Sindacato Nuovo, Novembre 2020. Le riflessioni di Vincenzo Visco, economista,   sulla situazione economica internazionale ed europea, il Recovery Fund, e la ripresa italiana.

Prima della seconda ondata dell’epidemia il FMI stimava che nel 2020 il Pil globale si sarebbe ridotto fra il 3 e il 5%: è bene ricordare che la contrazione successiva alla crisi finanziaria del 2007-08 fu invece solo dello 0,1%. Per il 2021 si prevedeva un rimbalzo consistente, senza che l’economia mondiale tornasse però ai livelli pre-covid.  La perdita in termini di Pil tra il 2020 e il 2021 avrebbe potuto raggiungere i 9.000 miliardi di dollari, un ammontare superiore al Pil delle economie di Giappone e Germania messe insieme. La attuale ripresa dei contagi aggraverà la recessione per l’anno in corso, e allungherà i tempi di recupero delle economie negli anni a venire. Un disastro vero e proprio.

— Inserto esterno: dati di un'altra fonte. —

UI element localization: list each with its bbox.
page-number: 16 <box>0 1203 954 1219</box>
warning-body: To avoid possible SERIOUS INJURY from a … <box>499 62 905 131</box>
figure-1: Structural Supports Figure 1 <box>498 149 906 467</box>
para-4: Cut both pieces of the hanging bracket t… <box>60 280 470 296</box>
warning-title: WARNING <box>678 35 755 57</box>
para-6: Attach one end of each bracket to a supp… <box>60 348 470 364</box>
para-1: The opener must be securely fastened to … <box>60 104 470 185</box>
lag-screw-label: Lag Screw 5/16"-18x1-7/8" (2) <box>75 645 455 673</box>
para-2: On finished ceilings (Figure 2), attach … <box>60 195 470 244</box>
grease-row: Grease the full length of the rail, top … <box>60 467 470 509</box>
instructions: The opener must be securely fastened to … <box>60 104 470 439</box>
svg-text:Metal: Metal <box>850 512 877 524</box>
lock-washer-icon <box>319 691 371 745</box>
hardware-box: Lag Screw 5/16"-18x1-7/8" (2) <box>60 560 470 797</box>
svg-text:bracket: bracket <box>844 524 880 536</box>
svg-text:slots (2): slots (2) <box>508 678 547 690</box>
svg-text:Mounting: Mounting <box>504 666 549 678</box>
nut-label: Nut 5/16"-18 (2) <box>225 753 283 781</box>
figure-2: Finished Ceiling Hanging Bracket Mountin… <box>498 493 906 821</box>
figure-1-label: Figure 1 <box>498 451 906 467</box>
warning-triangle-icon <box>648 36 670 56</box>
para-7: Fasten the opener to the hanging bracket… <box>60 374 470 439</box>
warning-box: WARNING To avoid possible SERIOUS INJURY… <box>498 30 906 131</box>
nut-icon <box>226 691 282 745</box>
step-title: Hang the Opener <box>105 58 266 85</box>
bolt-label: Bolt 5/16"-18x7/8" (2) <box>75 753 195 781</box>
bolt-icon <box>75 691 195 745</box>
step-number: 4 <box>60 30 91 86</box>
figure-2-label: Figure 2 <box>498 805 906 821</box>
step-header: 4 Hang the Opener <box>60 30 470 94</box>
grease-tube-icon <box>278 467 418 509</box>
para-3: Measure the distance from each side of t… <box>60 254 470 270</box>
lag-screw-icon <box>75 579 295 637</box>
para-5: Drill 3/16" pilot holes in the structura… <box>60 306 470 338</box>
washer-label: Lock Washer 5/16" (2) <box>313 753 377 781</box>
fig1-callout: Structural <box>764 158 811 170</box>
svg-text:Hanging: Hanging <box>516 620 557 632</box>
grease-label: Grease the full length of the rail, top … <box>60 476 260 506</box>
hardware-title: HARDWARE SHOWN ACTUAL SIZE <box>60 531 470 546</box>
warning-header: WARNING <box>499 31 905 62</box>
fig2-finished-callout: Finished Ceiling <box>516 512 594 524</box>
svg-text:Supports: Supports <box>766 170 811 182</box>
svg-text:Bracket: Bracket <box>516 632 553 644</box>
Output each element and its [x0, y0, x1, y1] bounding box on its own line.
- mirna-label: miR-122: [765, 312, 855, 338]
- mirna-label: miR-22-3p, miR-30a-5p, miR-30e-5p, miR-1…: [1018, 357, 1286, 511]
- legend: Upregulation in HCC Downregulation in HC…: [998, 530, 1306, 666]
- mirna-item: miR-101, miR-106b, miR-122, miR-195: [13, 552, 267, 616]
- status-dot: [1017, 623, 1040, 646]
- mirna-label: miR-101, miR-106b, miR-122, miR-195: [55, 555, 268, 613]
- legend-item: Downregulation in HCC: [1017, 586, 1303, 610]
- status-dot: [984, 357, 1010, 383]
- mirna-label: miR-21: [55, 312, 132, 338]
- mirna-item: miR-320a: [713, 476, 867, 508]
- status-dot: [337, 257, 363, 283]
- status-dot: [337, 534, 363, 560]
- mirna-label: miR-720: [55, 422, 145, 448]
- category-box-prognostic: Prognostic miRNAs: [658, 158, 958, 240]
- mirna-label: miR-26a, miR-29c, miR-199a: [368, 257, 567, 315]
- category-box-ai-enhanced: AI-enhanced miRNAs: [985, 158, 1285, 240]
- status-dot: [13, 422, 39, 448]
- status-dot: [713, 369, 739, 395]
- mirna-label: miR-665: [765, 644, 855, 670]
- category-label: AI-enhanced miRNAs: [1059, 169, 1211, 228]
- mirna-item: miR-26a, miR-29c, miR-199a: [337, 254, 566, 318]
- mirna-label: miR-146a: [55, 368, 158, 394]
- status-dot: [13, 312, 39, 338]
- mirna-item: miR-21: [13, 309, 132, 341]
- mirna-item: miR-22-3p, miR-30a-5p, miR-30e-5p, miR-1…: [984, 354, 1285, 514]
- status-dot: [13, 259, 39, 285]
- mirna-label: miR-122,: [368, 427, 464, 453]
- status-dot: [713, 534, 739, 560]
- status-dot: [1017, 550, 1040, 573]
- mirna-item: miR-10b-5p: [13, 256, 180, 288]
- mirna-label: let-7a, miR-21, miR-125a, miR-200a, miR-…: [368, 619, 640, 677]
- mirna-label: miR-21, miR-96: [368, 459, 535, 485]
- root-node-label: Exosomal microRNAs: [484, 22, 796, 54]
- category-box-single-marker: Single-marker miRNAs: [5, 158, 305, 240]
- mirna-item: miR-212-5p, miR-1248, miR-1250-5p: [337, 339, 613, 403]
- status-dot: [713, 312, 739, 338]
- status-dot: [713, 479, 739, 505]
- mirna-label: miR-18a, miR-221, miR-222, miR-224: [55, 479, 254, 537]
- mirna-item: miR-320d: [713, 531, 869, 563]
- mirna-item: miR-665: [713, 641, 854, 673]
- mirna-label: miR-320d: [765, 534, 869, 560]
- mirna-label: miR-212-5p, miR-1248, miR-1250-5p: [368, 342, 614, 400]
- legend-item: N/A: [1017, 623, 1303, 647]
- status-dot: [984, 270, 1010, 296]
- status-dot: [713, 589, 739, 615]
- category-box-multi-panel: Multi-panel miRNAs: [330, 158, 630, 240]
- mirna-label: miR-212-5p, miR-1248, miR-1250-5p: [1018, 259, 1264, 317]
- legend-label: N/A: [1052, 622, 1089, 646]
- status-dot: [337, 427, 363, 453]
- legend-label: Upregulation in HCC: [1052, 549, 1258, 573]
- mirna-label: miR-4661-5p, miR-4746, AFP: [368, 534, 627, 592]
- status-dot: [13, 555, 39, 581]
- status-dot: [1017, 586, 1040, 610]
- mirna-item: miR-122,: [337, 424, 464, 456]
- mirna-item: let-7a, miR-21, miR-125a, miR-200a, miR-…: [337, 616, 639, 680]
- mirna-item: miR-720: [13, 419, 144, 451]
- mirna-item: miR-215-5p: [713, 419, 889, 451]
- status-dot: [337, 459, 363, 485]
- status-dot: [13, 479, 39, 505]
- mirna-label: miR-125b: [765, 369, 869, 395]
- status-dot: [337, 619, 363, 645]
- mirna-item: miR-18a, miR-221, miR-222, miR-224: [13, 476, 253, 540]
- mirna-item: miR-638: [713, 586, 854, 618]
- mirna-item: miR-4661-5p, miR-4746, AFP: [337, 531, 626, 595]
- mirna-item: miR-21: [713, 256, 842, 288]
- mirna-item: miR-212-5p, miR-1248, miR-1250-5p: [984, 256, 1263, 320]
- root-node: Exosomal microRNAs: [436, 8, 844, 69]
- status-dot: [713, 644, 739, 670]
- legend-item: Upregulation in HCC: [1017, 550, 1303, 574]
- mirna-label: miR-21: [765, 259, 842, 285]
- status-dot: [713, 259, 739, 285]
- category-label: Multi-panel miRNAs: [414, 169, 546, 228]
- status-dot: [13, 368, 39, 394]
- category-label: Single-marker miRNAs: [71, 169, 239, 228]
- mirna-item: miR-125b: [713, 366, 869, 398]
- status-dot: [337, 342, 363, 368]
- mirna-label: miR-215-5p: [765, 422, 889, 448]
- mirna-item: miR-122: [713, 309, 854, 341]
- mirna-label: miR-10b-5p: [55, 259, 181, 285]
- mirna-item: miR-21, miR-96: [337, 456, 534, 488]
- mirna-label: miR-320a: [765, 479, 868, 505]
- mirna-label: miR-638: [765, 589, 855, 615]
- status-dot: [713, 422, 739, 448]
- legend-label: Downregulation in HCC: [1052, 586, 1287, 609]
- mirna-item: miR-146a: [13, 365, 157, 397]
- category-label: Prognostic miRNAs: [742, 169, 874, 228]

 Per la zona euro era prevista una contrazione dell’8-9% nel 2020, e un rimbalzo del 6,1 nel 2021. Ma anche questa previsione è diventata inattendibile a causa della recrudescenza dell’epidemia. Fra i Paesi sviluppati solo la Corea del Sud, Taiwan e pochi altri (e la Cina che però è una storia a parte) hanno limitato i danni in quanto sono stati in grado di affrontare l’emergenza forti di precedenti esperienze e con sistemi di tracciamento e controllo efficaci, non confrontabili con quelli introdotti in occidente, volontari e condizionati dall’individualismo prevalente e dalle assurde ossessioni delle autorità a tutela della privacy. In buona sostanza, in Occidente la tutela delle libertà individuali è stata considerata più rilevante della difesa dell’interesse collettivo (salute ed economia). Può apparire una valutazione estrema, ma è esattamente quello che è avvenuto. Ciò dovrà essere motivo di riflessione soprattutto nel contesto della rivalità Usa/Cina: la superiorità del modello asiatico in questo frangente è risultata evidente.